Wednesday, January 13, 2010

Car twins

Please tell me it's not just me.

I've noticed that something happens anytime I move on to a new car, well now new, but an old car breaks down so I start driving something different. I begin to notice every other car on the road that is the same make and model as my own. That's not the crazy part, what's crazy is that I automatically feel a connection with the person driving that other automobile. Not just a connection, but a friendship. I feel like there's a right of passage to stare at that person, to be able to honk and wave at them and have it be totally normal because they feel the same way about me and my car.

I remember feeling this way driving the Saturn, driving the Geo Metro, and now the Chevy Cavalier. This week our cavalier is in the shop so the nice guys at Absolute Automotive have loaned us a truck to use. Well, I never imagined this happening but I've felt that same connection with ALL TRUCKS out there.

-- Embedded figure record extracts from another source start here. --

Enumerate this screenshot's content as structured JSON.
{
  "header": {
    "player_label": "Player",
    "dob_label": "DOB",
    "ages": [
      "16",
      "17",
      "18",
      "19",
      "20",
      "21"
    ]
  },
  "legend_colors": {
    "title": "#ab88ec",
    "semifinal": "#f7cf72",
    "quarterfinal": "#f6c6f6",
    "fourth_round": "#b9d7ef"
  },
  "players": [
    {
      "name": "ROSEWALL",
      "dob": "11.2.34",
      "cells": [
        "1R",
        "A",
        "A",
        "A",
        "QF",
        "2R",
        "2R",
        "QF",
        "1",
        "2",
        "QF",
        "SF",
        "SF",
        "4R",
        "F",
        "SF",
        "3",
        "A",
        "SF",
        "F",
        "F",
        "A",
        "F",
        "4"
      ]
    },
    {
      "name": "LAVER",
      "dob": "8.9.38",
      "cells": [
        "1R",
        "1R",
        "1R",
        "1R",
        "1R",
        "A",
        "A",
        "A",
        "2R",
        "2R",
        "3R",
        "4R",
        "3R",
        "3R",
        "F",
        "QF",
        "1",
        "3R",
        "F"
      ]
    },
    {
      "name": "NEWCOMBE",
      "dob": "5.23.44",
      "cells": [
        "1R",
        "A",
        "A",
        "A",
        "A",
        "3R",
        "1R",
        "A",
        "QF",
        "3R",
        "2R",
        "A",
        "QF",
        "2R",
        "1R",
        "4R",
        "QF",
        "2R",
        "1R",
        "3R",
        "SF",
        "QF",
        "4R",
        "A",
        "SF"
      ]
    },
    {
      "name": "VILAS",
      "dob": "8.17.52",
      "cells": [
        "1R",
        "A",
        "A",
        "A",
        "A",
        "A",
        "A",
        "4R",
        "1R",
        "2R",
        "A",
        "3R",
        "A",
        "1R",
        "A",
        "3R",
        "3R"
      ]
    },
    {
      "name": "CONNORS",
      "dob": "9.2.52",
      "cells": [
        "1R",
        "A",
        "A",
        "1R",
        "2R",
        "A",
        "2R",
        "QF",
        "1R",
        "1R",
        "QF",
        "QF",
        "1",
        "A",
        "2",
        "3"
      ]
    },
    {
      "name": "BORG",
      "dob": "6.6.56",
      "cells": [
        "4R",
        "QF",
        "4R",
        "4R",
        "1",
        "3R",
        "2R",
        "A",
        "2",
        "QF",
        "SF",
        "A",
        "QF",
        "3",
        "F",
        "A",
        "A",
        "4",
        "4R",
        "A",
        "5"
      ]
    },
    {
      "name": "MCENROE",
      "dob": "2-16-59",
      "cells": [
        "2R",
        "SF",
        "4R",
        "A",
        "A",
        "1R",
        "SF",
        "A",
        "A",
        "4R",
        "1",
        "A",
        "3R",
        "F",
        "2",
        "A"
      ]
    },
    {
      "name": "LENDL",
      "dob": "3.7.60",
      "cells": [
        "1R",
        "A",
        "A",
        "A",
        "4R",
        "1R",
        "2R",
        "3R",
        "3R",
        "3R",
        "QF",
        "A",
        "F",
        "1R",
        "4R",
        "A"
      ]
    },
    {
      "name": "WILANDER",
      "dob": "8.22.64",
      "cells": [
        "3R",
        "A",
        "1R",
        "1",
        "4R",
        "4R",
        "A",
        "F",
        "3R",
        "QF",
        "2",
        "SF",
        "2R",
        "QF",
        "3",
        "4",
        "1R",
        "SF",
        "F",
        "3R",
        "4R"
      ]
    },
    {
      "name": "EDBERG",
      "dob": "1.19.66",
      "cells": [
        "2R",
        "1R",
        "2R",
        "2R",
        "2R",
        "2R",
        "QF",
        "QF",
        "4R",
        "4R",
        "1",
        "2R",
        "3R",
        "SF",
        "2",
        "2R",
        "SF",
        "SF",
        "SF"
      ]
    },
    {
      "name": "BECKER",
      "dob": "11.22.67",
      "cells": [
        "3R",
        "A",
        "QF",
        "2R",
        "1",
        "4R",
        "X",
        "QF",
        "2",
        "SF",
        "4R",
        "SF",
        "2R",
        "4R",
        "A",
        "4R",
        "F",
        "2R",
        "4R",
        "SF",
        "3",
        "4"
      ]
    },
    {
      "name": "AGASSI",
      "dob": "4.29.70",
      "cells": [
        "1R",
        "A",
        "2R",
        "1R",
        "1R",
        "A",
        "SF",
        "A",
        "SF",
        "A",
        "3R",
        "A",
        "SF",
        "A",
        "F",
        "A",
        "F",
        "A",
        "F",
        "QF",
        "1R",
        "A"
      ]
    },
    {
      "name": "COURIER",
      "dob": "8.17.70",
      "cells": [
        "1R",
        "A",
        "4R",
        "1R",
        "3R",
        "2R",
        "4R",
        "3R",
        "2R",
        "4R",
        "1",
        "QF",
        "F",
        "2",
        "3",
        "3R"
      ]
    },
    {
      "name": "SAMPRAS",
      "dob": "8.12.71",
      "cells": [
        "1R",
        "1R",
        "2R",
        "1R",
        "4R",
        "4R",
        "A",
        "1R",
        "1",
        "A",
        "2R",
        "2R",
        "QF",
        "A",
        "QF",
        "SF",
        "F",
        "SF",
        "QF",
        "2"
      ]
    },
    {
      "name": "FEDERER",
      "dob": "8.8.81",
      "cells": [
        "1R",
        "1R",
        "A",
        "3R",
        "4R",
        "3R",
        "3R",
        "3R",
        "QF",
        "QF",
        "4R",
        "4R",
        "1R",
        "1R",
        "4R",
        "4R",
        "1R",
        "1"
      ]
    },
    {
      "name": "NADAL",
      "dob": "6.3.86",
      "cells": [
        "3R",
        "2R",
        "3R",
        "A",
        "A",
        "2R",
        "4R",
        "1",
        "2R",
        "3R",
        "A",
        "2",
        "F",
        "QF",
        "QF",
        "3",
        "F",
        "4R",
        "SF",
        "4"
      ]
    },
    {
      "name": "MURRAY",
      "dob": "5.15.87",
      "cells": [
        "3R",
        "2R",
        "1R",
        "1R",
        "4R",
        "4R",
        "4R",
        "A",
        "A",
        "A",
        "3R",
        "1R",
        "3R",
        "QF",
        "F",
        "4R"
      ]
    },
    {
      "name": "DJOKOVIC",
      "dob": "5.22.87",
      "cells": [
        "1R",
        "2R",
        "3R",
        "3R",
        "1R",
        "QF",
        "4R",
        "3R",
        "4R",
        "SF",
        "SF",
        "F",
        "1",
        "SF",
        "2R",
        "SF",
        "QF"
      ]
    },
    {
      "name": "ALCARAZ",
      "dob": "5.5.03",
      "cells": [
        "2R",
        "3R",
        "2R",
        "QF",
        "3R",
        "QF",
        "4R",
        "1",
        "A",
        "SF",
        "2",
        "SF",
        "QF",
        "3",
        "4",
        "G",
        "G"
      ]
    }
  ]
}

Big trucks, small trucks, Chevy's, Ford's, 1984 models, 2010 models, ALL TRUCKS. I feel like there's an unspoken buddy system with all the trucks out there on the road and that they will give me the same kind of respect that I give to them, being a truck and all. You know-- I wave him into traffic, he waves a thank you hand and vice-versa.

Well, let me just tell you that is not the case.... especially in Utah! I thought the big annoying trucks on I-15 were just annoying to me because I was in a smaller car or maybe because those drivers could no longer gage how fast their trucks were going because of the oversized tires. I thought I would understand what goes through other truckers heads if I was behind the wheel of a truck myself. I thought that just maybe I'd be able to gather new information on why trucks seem so difficult for these backwards hat guys to maneuver.

Have I felt that respect? Do I now understand why trucks feel the need to cut people off? Are all blinkers on all trucks broken all the time? Nope, Utah drivers just plain suck. And that's that.

Sunday, January 10, 2010

Yeast-free food


My first attempt at making noodles out of spaghetti squash looked beautiful and it tasted alright. However, it left Jake and I missing real pasta even more than before! We were eating a flavorless vegetable topped with red sauce.

So here comes Jake who just whips up a homemade pasta recipe using brown rice flour. It was delicious and it left me completely satisfecho to put it best. Sometimes another language explains it a lot better than English. Full and fulfilled! He's made it a few more times since then and it just turns out more and more perfect with each attempt. He even bought some plumbing pieces from Home Depot and has constructed a noodle pressing mechanism. Who did I marry? He's amazing!